Six months on, Hobbs wants to thank Caulfield Community Rehabilitation Centre for helping him with his recovery.
Hobbs, who wears a prosthetic arm for up to five hours a day, said he and friends Damien Thomson and Jagen Ross were planning a charity bike ride from Adelaide to Melbourne to raise money for the rehabilitation centre.
"A couple of my mates are into bike riding and we were having a few beers one night and the bike ride came up and we thought it would be a good idea," Hobbs said.
"It's all in the planning stages.
"We were thinking of doing over 100 kilometres a day.
"Shane Crawford ran it in a bit over a week so we should be able to do it in under that.
"Whoever is keen to do a bit, the merrier.
"It's not something you can say you've done everyday."
Hobbs said he would have to be fitted with a prosthetic arm suited to bike riding and would ride the entire trip of about 700 kilometres.
"If I get this arm soon we probably won't do the bike ride until the end of the year because we'll have to do a fair bit of training," he said.
"I have to get a bike fitted for me and modified ? they put all the gears and brakes on one side."
Hobbs said he was building confidence in using his prosthetic arm and was becoming less reliant on using his right hand for everything.
He said the Caulfield rehabilitation centre had helped him understand how to use it.
"I went in there the first week and I got fitted up with the arm. They made that up in a day or two which was pretty quick," he said.
"The first couple of weeks was about practising with it ? picking stuff up, chopping up food, using tools.
"I am slowly getting the hang of it. I am slowly using it more too, when I first had it I barely even used it but now I look for it to hold things."
Hobbs has returned to Kalkee Football Club.
A key player in the Kees' 2010 reserves premiership, Hobbs is now helping the club out as a runner.

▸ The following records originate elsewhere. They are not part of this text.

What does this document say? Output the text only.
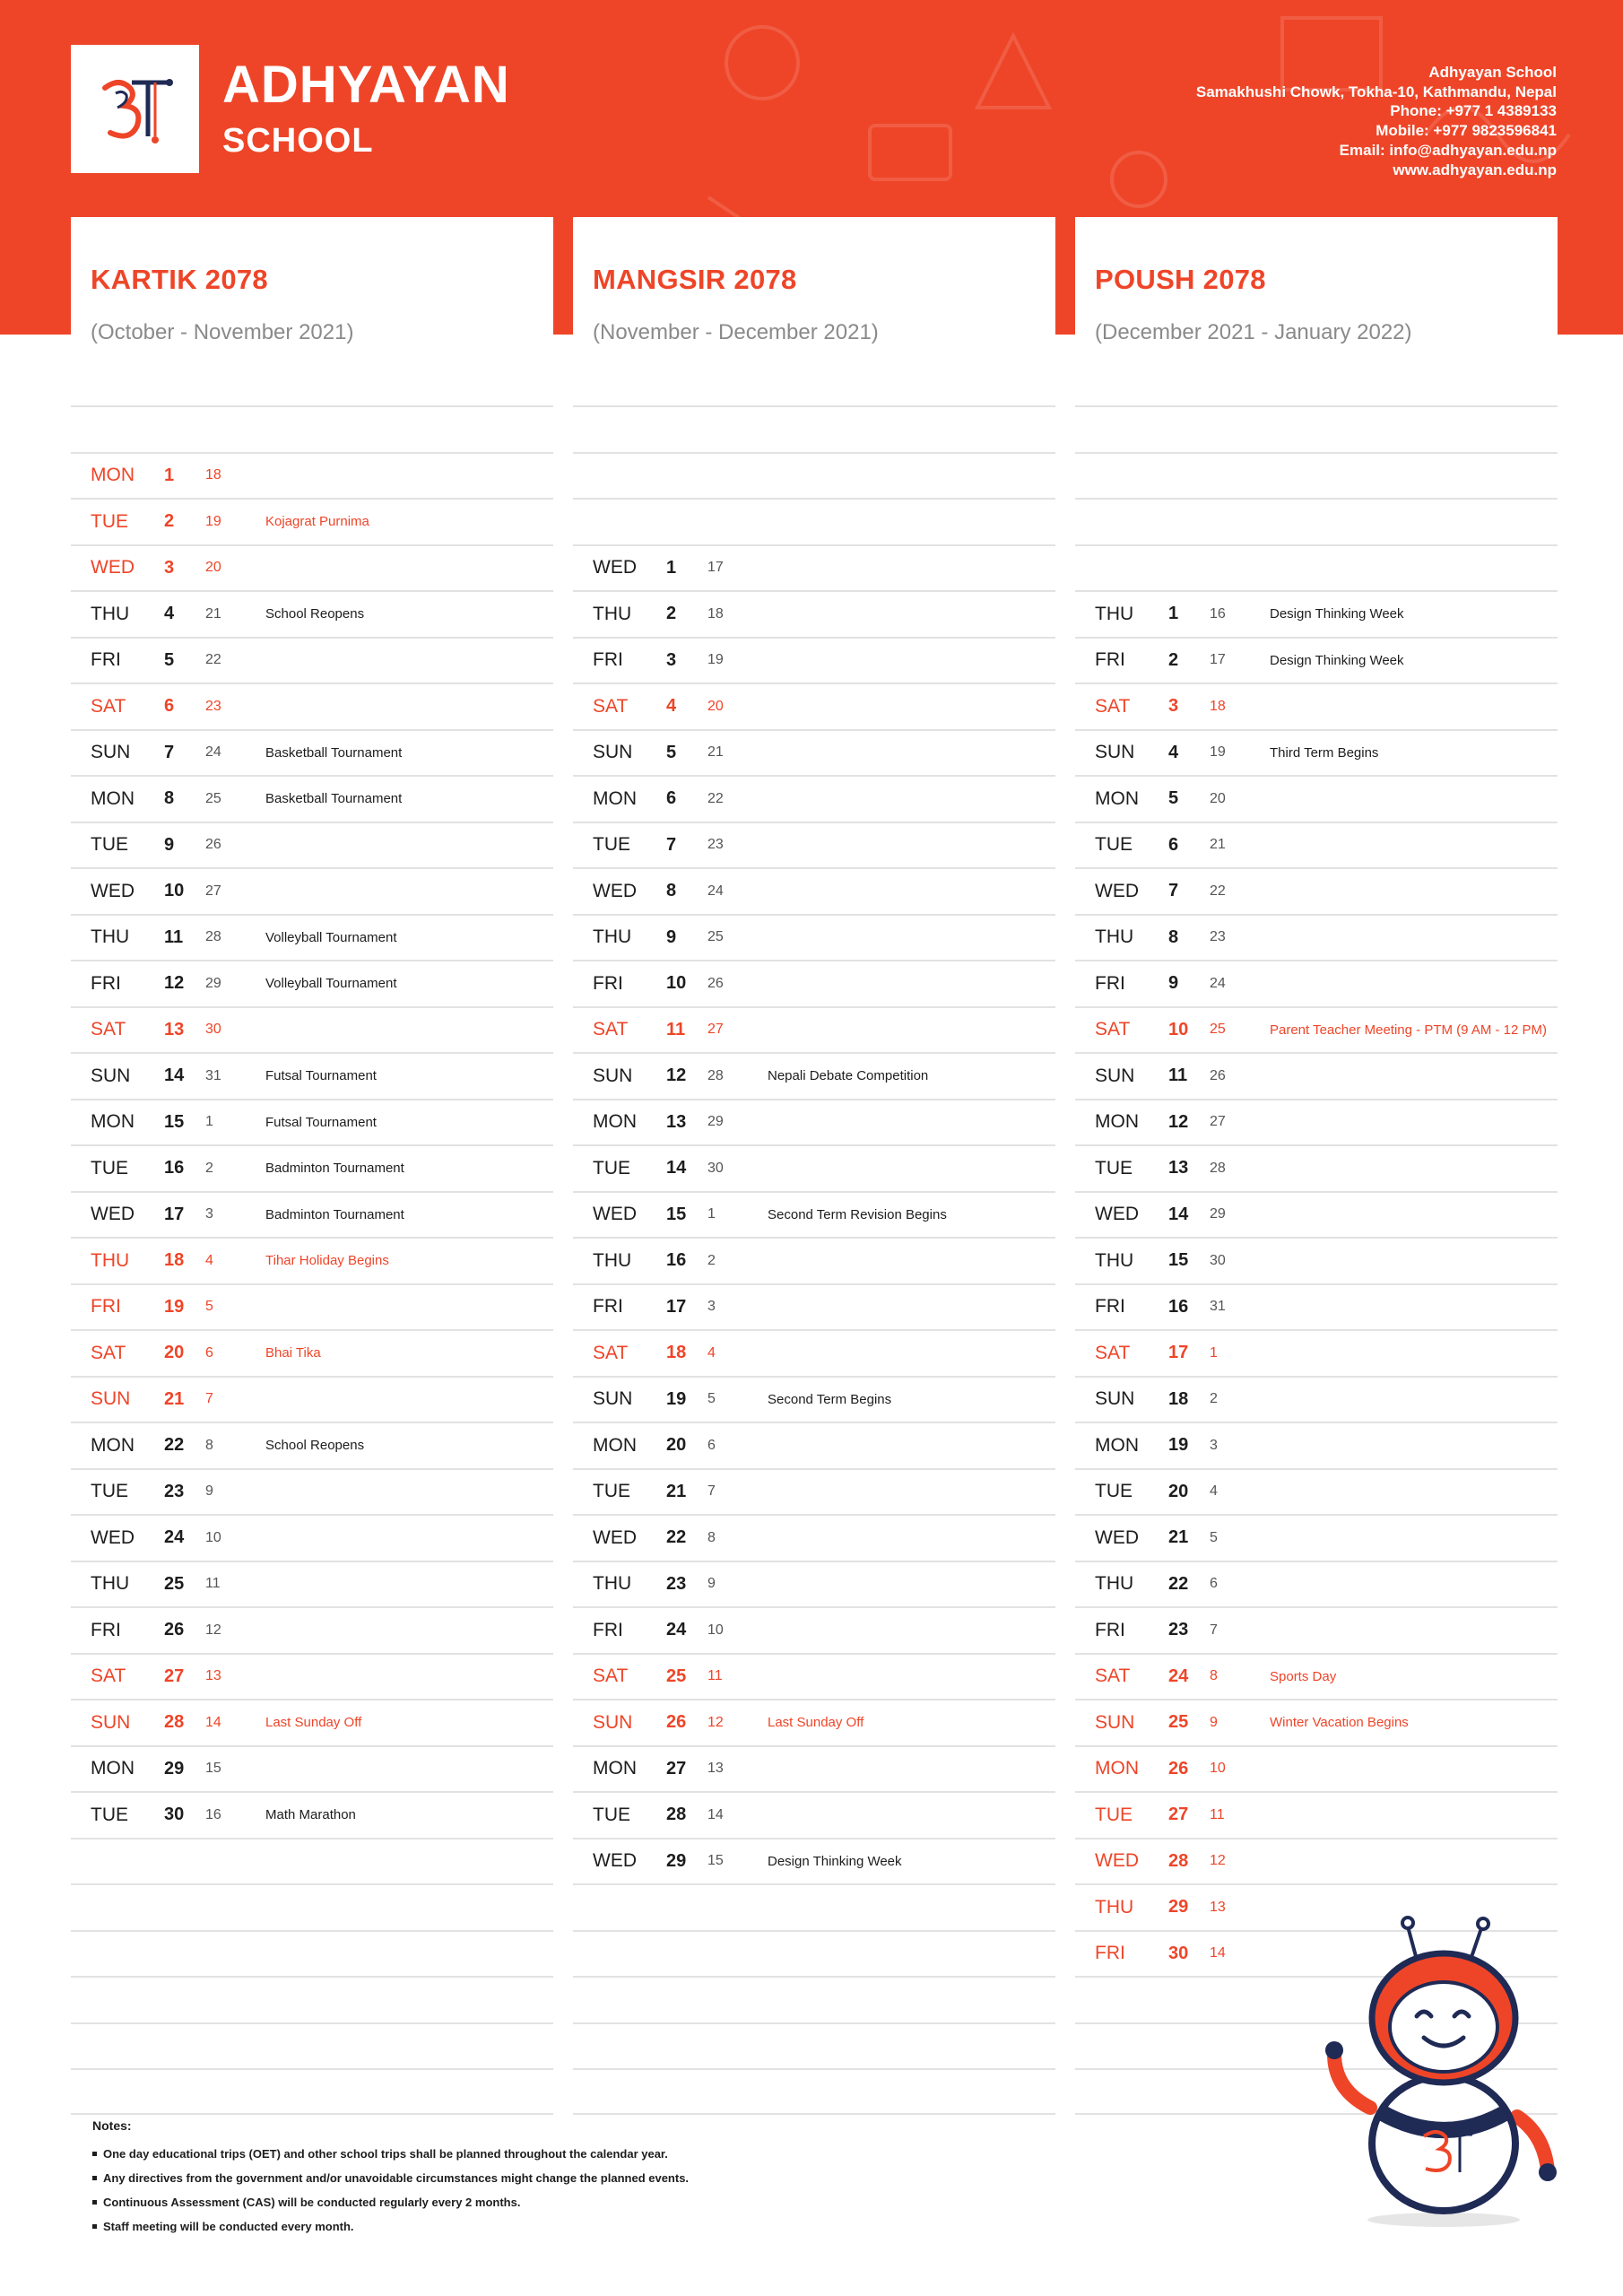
ADHYAYAN
SCHOOL
Adhyayan School
Samakhushi Chowk, Tokha-10, Kathmandu, Nepal
Phone: +977 1 4389133
Mobile: +977 9823596841
Email: info@adhyayan.edu.np
www.adhyayan.edu.np
KARTIK 2078
(October - November 2021)
MON 1 18
TUE 2 19	Kojagrat Purnima
WED 3 20
THU 4 21	School Reopens
FRI 5 22
SAT 6 23
SUN 7 24	Basketball Tournament
MON 8 25	Basketball Tournament
TUE 9 26
WED 10 27
THU 11 28	Volleyball Tournament
FRI 12 29	Volleyball Tournament
SAT 13 30
SUN 14 31	Futsal Tournament
MON 15 1	Futsal Tournament
TUE 16 2	Badminton Tournament
WED 17 3	Badminton Tournament
THU 18 4	Tihar Holiday Begins
FRI 19 5
SAT 20 6	Bhai Tika
SUN 21 7
MON 22 8	School Reopens
TUE 23 9
WED 24 10
THU 25 11
FRI 26 12
SAT 27 13
SUN 28 14	Last Sunday Off
MON 29 15
TUE 30 16	Math Marathon
MANGSIR 2078
(November - December 2021)
WED 1 17
THU 2 18
FRI 3 19
SAT 4 20
SUN 5 21
MON 6 22
TUE 7 23
WED 8 24
THU 9 25
FRI 10 26
SAT 11 27
SUN 12 28	Nepali Debate Competition
MON 13 29
TUE 14 30
WED 15 1	Second Term Revision Begins
THU 16 2
FRI 17 3
SAT 18 4
SUN 19 5	Second Term Begins
MON 20 6
TUE 21 7
WED 22 8
THU 23 9
FRI 24 10
SAT 25 11
SUN 26 12	Last Sunday Off
MON 27 13
TUE 28 14
WED 29 15	Design Thinking Week
POUSH 2078
(December 2021 - January 2022)
THU 1 16	Design Thinking Week
FRI 2 17	Design Thinking Week
SAT 3 18
SUN 4 19	Third Term Begins
MON 5 20
TUE 6 21
WED 7 22
THU 8 23
FRI 9 24
SAT 10 25	Parent Teacher Meeting - PTM (9 AM - 12 PM)
SUN 11 26
MON 12 27
TUE 13 28
WED 14 29
THU 15 30
FRI 16 31
SAT 17 1
SUN 18 2
MON 19 3
TUE 20 4
WED 21 5
THU 22 6
FRI 23 7
SAT 24 8	Sports Day
SUN 25 9	Winter Vacation Begins
MON 26 10
TUE 27 11
WED 28 12
THU 29 13
FRI 30 14
Notes:
One day educational trips (OET) and other school trips shall be planned throughout the calendar year.
Any directives from the government and/or unavoidable circumstances might change the planned events.
Continuous Assessment (CAS) will be conducted regularly every 2 months.
Staff meeting will be conducted every month.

He is eyeing a return to the football field, and knows anything is possible.
"I'd definitely give it a crack," he said.
"I'll wait until the tenderness goes out of my arm.
"It's not too bad but if I copped a knock on it, I'd cry like a little girl."
Hobbs said the club was important to him and he was grateful to still be playing a role.
"It's a good atmosphere out there," he said.
"It's nothing like playing but it keeps me involved."
Hobbs is eager to return to work too.
He had completed his first year as a linesman apprentice at Powercor before the accident.
"I don't know how I'll go with that but they have told me they'd like me to finish my apprenticeship," he said.
"I have a meeting with them in June to discuss whether I can go back for a couple of days a week around the yard.
"There are ways around everything so we'll figure it out."